At times, empirical data becomes both useful and necessary.

I wanted to establish a practical lower measurement limit for a group of photodiodes.

The following represents measurements made with an Agilent 3458A of a Hamamatsu G6854-01 InGaAs photodiode. The diode was optically sealed with zero-bias. Measurements were collected for just over 8 hours – 8PM to 4AM – overnight when facility operations were relatively quiet. Such noise is very close to an “ideal” Gaussian distribution. There are approximately 1000 samples/hour (actual: 951 samp/hr; 15.8 samp/min; 8463 samples in 8.9 hrs ~ 3.8 sec/sample)

The instrument had been left on for more than 48 hours and the photodiode was loosely enclosed in a box large enough to assume negligible variations due to self-heating but small enough to assume constant environment temperature. The actual temperature was not recorded but was in the neighborhood of 72°F. The instrument was factory-fresh and recently calibrated. Accuracy on the highest resolution range (100nA FSR; 1 pA resolution at 10ppm of reading plus 400 ppm of range)

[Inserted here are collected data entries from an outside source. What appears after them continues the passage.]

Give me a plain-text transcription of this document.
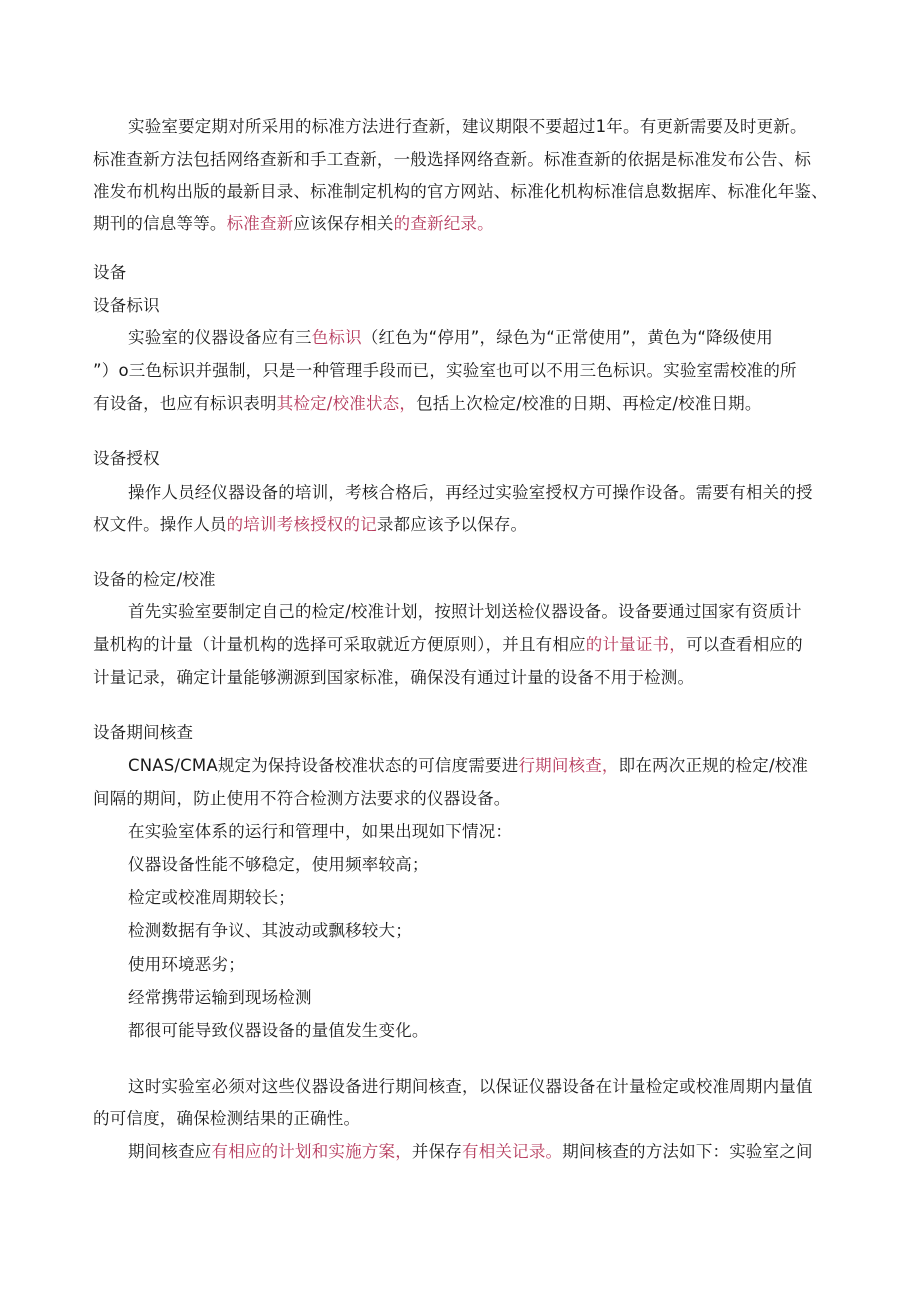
实验室要定期对所采用的标准方法进行查新，建议期限不要超过1年。有更新需要及时更新。
标准查新方法包括网络查新和手工查新，一般选择网络查新。标准查新的依据是标准发布公告、标
准发布机构出版的最新目录、标准制定机构的官方网站、标准化机构标准信息数据库、标准化年鉴、
期刊的信息等等。标准查新应该保存相关的查新纪录。
设备
设备标识
实验室的仪器设备应有三色标识（红色为“停用”，绿色为“正常使用”，黄色为“降级使用
”）o三色标识并强制，只是一种管理手段而已，实验室也可以不用三色标识。实验室需校准的所
有设备，也应有标识表明其检定/校准状态，包括上次检定/校准的日期、再检定/校准日期。
设备授权
操作人员经仪器设备的培训，考核合格后，再经过实验室授权方可操作设备。需要有相关的授
权文件。操作人员的培训考核授权的记录都应该予以保存。
设备的检定/校准
首先实验室要制定自己的检定/校准计划，按照计划送检仪器设备。设备要通过国家有资质计
量机构的计量（计量机构的选择可采取就近方便原则），并且有相应的计量证书，可以查看相应的
计量记录，确定计量能够溯源到国家标准，确保没有通过计量的设备不用于检测。
设备期间核查
CNAS/CMA规定为保持设备校准状态的可信度需要进行期间核查，即在两次正规的检定/校准
间隔的期间，防止使用不符合检测方法要求的仪器设备。
在实验室体系的运行和管理中，如果出现如下情况：
仪器设备性能不够稳定，使用频率较高；
检定或校准周期较长；
检测数据有争议、其波动或飘移较大；
使用环境恶劣；
经常携带运输到现场检测
都很可能导致仪器设备的量值发生变化。
这时实验室必须对这些仪器设备进行期间核查，以保证仪器设备在计量检定或校准周期内量值
的可信度，确保检测结果的正确性。
期间核查应有相应的计划和实施方案，并保存有相关记录。期间核查的方法如下：实验室之间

With data points “joined”:

I did a bit of analysis using Mathematica. Here are the results:

Number of samples: 8463

100-bin Histogram
Smoothed Histogram

Basic statistics of photodiode dark current:

#Samples8463
Mean15.463
RMS15.473
Variance0.322
Std Deviation0.568
Skewness-7.27e-3
Kurtosis3.017

Note that an ideal Gaussian Distribution has skewness of 0 and kurtosis of 3.00.

With this information in hand, I can make a few estimates of measurement limitations*.

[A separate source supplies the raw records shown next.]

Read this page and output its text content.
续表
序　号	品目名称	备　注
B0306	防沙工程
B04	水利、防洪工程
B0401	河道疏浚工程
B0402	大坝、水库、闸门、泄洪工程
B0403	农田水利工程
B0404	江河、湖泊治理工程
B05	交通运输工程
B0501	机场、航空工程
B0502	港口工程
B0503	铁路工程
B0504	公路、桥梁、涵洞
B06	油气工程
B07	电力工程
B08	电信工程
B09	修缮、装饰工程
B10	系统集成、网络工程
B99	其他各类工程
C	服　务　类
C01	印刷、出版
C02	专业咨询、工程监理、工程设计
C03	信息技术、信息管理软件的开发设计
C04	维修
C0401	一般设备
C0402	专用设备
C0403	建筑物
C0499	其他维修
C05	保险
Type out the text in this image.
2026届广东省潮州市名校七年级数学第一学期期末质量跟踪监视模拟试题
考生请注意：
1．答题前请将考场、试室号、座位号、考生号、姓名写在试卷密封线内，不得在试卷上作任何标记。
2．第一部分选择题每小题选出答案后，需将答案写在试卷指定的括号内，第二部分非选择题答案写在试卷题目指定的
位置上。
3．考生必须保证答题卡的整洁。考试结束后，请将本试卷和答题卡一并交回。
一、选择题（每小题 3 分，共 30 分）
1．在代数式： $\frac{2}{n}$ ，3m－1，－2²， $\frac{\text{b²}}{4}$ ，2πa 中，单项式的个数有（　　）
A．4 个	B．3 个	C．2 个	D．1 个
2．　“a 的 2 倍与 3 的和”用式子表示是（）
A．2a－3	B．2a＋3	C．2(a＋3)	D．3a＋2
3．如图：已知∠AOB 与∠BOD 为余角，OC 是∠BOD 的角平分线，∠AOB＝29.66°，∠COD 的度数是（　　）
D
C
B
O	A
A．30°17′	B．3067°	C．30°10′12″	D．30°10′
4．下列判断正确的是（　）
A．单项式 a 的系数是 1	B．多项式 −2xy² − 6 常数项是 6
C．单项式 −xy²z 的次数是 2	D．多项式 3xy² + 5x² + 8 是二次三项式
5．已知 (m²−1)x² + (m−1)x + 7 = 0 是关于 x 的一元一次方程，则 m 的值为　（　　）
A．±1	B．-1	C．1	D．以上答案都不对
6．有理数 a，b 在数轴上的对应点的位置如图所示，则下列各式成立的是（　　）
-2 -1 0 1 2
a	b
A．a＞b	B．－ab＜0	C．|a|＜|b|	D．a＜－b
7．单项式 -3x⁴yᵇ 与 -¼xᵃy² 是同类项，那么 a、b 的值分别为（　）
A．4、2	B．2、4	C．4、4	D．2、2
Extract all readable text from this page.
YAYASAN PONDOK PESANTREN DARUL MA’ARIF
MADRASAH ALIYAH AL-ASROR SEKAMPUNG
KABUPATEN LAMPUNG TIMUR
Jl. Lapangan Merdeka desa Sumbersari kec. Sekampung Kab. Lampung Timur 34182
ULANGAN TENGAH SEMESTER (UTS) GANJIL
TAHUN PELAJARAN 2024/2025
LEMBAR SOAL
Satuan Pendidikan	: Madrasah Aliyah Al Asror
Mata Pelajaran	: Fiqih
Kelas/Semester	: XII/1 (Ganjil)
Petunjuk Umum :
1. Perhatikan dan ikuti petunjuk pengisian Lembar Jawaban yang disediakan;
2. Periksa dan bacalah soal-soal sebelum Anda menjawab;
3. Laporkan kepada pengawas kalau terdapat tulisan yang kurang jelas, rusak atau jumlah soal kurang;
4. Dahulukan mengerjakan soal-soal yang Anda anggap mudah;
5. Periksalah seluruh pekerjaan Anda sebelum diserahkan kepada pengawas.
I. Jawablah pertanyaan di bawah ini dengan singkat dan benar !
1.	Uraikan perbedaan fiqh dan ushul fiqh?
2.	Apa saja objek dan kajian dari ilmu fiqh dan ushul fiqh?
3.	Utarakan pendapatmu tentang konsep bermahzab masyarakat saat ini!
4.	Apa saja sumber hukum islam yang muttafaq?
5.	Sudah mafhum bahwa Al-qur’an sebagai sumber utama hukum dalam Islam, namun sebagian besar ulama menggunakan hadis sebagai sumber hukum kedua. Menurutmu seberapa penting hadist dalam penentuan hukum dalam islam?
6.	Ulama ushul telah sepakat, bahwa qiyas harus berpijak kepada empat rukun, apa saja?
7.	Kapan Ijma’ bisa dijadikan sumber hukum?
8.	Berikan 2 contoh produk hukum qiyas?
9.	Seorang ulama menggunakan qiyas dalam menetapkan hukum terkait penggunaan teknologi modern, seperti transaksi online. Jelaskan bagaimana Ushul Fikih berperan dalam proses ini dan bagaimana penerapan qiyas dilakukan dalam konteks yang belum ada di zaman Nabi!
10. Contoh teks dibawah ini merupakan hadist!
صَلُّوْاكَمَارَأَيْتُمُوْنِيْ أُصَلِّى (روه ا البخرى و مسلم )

Although there are methods to extract signal from noise in noisy environments, these often require synchronization techniques. For straight-forward signal extraction, it is very good to have at least 20 dB SNR. In the ideal case, this implies a minimum signal of … call it 200 pA. It is usually possible to squeeze 6-decades of current-mode information out of a photodetector – within the limits of the manufacturer’s recommendations of course.

So this particular photodiode might be usable for signals from 200 pA up to 200 μA … though I’d not like to stress the current that high in such a sensitive device. I’d prefer to limit the maximum signal to perhaps 20 μA – still a 5-decade range.

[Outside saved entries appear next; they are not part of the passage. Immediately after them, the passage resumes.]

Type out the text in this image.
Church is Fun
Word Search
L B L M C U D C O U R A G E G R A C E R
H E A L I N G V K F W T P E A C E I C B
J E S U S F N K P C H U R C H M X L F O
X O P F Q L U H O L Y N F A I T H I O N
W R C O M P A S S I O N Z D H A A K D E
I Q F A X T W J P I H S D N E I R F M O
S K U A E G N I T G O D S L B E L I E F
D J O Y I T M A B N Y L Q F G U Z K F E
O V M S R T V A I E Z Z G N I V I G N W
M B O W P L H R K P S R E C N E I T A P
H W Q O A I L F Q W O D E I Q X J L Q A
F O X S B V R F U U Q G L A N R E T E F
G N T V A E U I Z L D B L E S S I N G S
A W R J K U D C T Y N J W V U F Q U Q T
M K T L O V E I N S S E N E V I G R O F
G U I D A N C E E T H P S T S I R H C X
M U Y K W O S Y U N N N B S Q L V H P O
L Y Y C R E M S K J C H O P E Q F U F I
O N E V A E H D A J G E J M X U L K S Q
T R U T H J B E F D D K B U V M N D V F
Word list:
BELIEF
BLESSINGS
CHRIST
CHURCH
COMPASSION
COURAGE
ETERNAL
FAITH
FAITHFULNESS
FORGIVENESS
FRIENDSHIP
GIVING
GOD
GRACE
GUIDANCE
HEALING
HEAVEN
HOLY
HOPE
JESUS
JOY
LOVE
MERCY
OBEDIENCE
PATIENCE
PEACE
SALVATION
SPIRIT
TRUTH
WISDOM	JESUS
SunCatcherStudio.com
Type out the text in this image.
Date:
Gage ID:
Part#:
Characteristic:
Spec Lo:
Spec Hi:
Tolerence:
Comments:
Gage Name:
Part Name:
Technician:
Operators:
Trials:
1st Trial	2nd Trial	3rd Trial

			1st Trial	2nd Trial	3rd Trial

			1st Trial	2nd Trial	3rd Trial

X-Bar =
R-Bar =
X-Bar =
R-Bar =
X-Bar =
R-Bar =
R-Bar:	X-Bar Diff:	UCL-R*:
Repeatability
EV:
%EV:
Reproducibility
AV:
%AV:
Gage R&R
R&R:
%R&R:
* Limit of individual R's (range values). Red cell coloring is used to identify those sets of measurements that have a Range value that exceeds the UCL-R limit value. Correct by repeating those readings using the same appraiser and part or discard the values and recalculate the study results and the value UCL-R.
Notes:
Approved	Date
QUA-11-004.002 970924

A 5-decade range just seems to cry out for a logarithmic amplifier, doesn’t it?

*I note this data is obtained by integrating over a 3.8 s sample period. If the detector is moving at a velocity of 200 m/s, this is the equivalent of integrating over a spatial period of 760 m. A time-sample interval of 5 s would be the equivalent of a spatial-sample period of 1 km.